Il peso delle perizie contrastanti

La battaglia giudiziaria che seguì fu caratterizzata da perizie discordanti che riflettevano visioni completamente opposte della morte di Federico. Da un lato, l’esame commissionato dalla Procura parlava di “insufficienza miocardica contrattile acuta dovuta allo stress psico-fisico”. Dall’altro, la perizia della famiglia – e successivamente quella del professor Gustavo Thiene – attestava una morte per asfissia da compressione toracica.

Questa divergenza non era semplicemente tecnica ma rifletteva approcci profondamente diversi alla verità.

La madre di Federico Aldrovandi

La famiglia Aldrovandi, guidata dalla determinazione della madre di Federico, Patrizia, non si arrese alla prima versione e continuò a cercare risposte, aprendo persino un blog per sensibilizzare l’opinione pubblica. Un gesto che trasformò un caso locale in una questione nazionale.

L’indulto: quando la giustizia si ferma a metà strada

La condanna degli agenti a tre anni e mezzo di reclusione per omicidio colposo rappresentò un momento di svolta, ma anche l’inizio di una nuova frustrazione. L’indulto, strumento controverso della giustizia italiana, ridusse drasticamente le pene: appena sei mesi di carcere effettivo per gli agenti, con uno di loro che passò ai domiciliari dopo soli due mesi.

Come può una vita spezzata a diciotto anni essere “ripagata” con sei mesi di detenzione? L’indulto, pensato per alleggerire il sovraccarico delle prigioni, finì per alleggerire anche il peso della giustizia, creando un precedente inquietante.

Il reintegro: ritorno alla normalità?

Dopo sei mesi di sospensione, tre dei quattro agenti tornarono in servizio in sedi lontane da Ferrara. Solo uno rimase a casa per “nevrosi reattiva”. La decisione di trasferire gli agenti in altre sedi appare come un tentativo di minimizzare l’impatto emotivo e sociale della vicenda ma non affronta la questione di fondo: la fiducia dei cittadini nelle istituzioni può essere ristabilita semplicemente cambiando geografia?
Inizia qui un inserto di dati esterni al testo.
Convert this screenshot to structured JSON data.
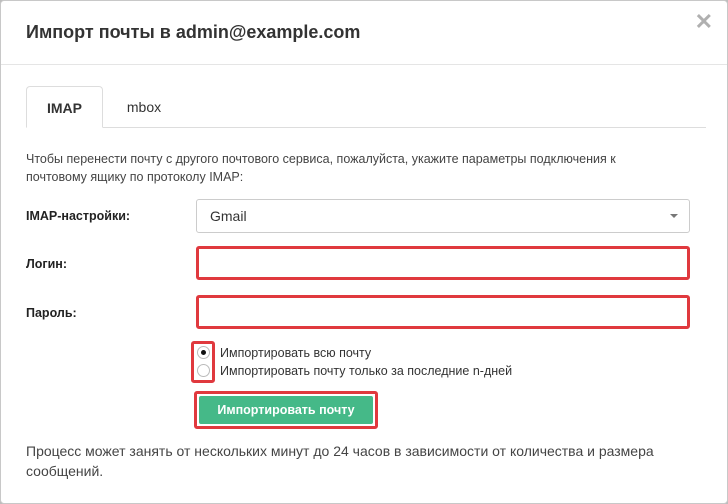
{
  "dialog": {
    "title": "Импорт почты в admin@example.com",
    "close_glyph": "✕",
    "close_icon": "close-icon"
  },
  "tabs": [
    {
      "label": "IMAP",
      "active": true
    },
    {
      "label": "mbox",
      "active": false
    }
  ],
  "description": "Чтобы перенести почту с другого почтового сервиса, пожалуйста, укажите параметры подключения к почтовому ящику по протоколу IMAP:",
  "form": {
    "imap_label": "IMAP-настройки:",
    "imap_selected": "Gmail",
    "login_label": "Логин:",
    "login_value": "",
    "password_label": "Пароль:",
    "password_value": ""
  },
  "radios": [
    {
      "label": "Импортировать всю почту",
      "checked": true
    },
    {
      "label": "Импортировать почту только за последние n-дней",
      "checked": false
    }
  ],
  "submit_label": "Импортировать почту",
  "footer_note": "Процесс может занять от нескольких минут до 24 часов в зависимости от количества и размера сообщений.",
  "colors": {
    "accent_button": "#45b988",
    "highlight": "#e0393e"
  }
}
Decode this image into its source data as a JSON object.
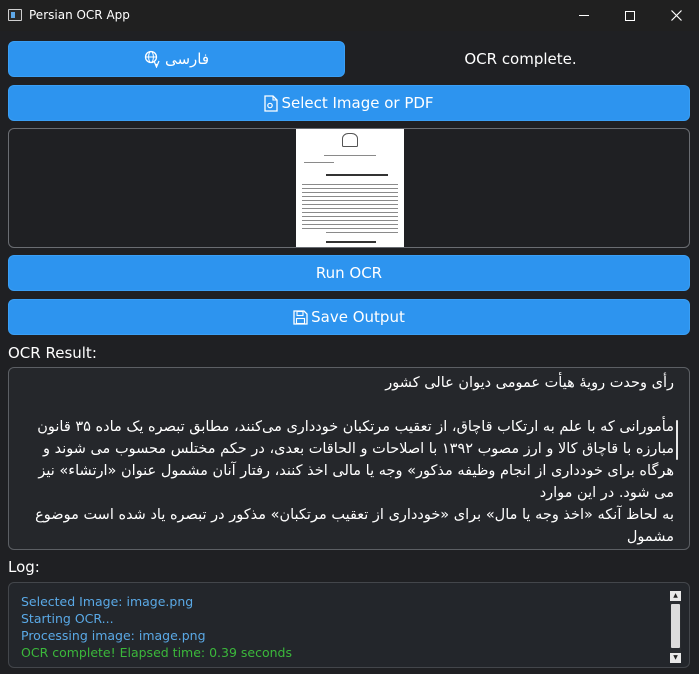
{
  "window": {
    "title": "Persian OCR App"
  },
  "toolbar": {
    "language_label": "فارسی",
    "select_label": "Select Image or PDF",
    "run_label": "Run OCR",
    "save_label": "Save Output"
  },
  "status": {
    "text": "OCR complete."
  },
  "result": {
    "label": "OCR Result:",
    "text": "رأی وحدت رویهٔ هیأت عمومی دیوان عالی کشور\n\nمأمورانی که با علم به ارتکاب قاچاق، از تعقیب مرتکبان خودداری می‌کنند، مطابق تبصره یک ماده ۳۵ قانون مبارزه با قاچاق کالا و ارز مصوب ۱۳۹۲ با اصلاحات و الحاقات بعدی، در حکم مختلس محسوب می شوند و هرگاه برای خودداری از انجام وظیفه مذکور» وجه یا مالی اخذ کنند، رفتار آنان مشمول عنوان «ارتشاء» نیز می شود. در این موارد\nبه لحاظ آنکه «اخذ وجه یا مال» برای «خودداری از تعقیب مرتکبان» مذکور در تبصره یاد شده است موضوع مشمول"
  },
  "log": {
    "label": "Log:",
    "lines": [
      "Selected Image: image.png",
      "Starting OCR...",
      "Processing image: image.png",
      "OCR complete! Elapsed time: 0.39 seconds"
    ]
  },
  "colors": {
    "accent": "#2d94ef",
    "log_info": "#5aa9e6",
    "log_success": "#3bb83b"
  },
  "icons": {
    "language": "translate-icon",
    "select": "file-image-icon",
    "save": "floppy-disk-icon"
  }
}
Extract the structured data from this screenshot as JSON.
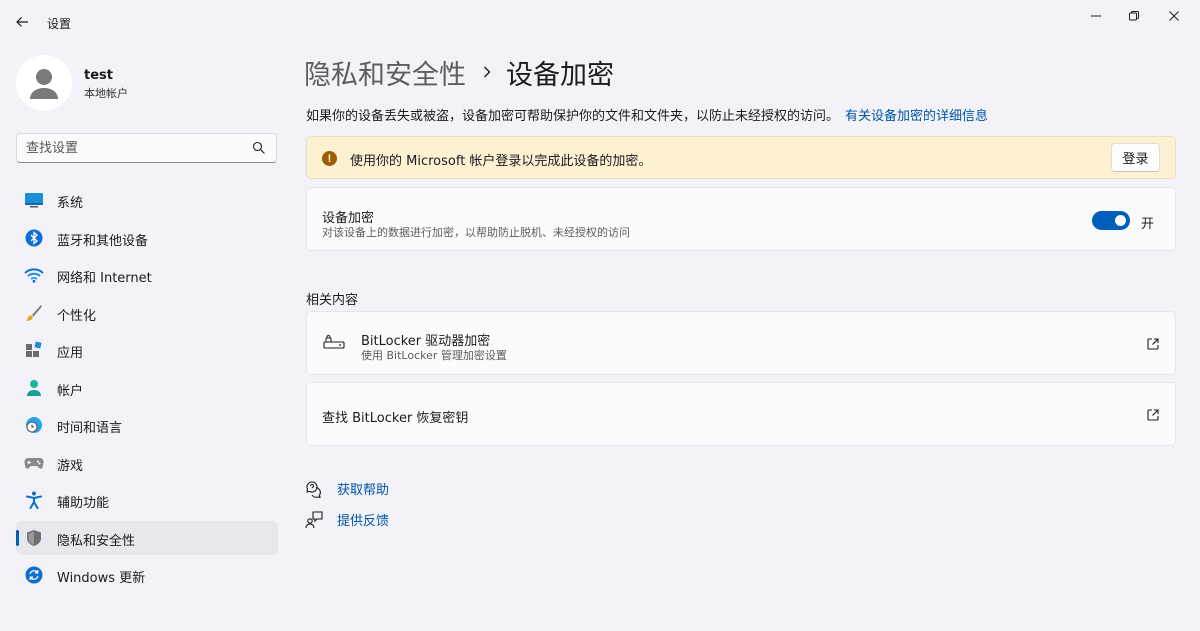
{
  "window": {
    "title": "设置"
  },
  "user": {
    "name": "test",
    "account_type": "本地帐户"
  },
  "search": {
    "placeholder": "查找设置"
  },
  "sidebar": {
    "items": [
      {
        "label": "系统",
        "icon": "system-icon"
      },
      {
        "label": "蓝牙和其他设备",
        "icon": "bluetooth-icon"
      },
      {
        "label": "网络和 Internet",
        "icon": "wifi-icon"
      },
      {
        "label": "个性化",
        "icon": "brush-icon"
      },
      {
        "label": "应用",
        "icon": "apps-icon"
      },
      {
        "label": "帐户",
        "icon": "account-icon"
      },
      {
        "label": "时间和语言",
        "icon": "time-language-icon"
      },
      {
        "label": "游戏",
        "icon": "gamepad-icon"
      },
      {
        "label": "辅助功能",
        "icon": "accessibility-icon"
      },
      {
        "label": "隐私和安全性",
        "icon": "shield-icon",
        "active": true
      },
      {
        "label": "Windows 更新",
        "icon": "update-icon"
      }
    ]
  },
  "breadcrumb": {
    "parent": "隐私和安全性",
    "current": "设备加密"
  },
  "intro": {
    "text": "如果你的设备丢失或被盗，设备加密可帮助保护你的文件和文件夹，以防止未经授权的访问。",
    "link": "有关设备加密的详细信息"
  },
  "warning": {
    "text": "使用你的 Microsoft 帐户登录以完成此设备的加密。",
    "button": "登录",
    "color": "#fcf2d2"
  },
  "encryption": {
    "title": "设备加密",
    "description": "对该设备上的数据进行加密，以帮助防止脱机、未经授权的访问",
    "toggle_state": "开",
    "toggle_on": true,
    "accent": "#005fb8"
  },
  "related": {
    "title": "相关内容",
    "bitlocker": {
      "title": "BitLocker 驱动器加密",
      "description": "使用 BitLocker 管理加密设置"
    },
    "recovery": {
      "title": "查找 BitLocker 恢复密钥"
    }
  },
  "help": {
    "get_help": "获取帮助",
    "feedback": "提供反馈"
  }
}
La morte di Federico Aldrovandi non è solo la cronaca di una tragedia familiare ma il simbolo di un sistema che fatica a fare i conti con i propri errori. La vicenda ha messo in luce problematiche strutturali: la formazione degli agenti, i protocolli di intervento, l’uso della forza, ma soprattutto la capacità del sistema giudiziario di garantire giustizia effettiva.

Il documentario “È stato morto un ragazzo” di Filippo Vendemmiati ha contribuito a mantenere viva la memoria di Federico, trasformando la sua storia in un monito per le generazioni future. Oggi, 17 luglio 2025, Federico Aldrovandi avrebbe compiuto 38 anni, se quel giorno i manganelli fossero rimasti nelle fondine.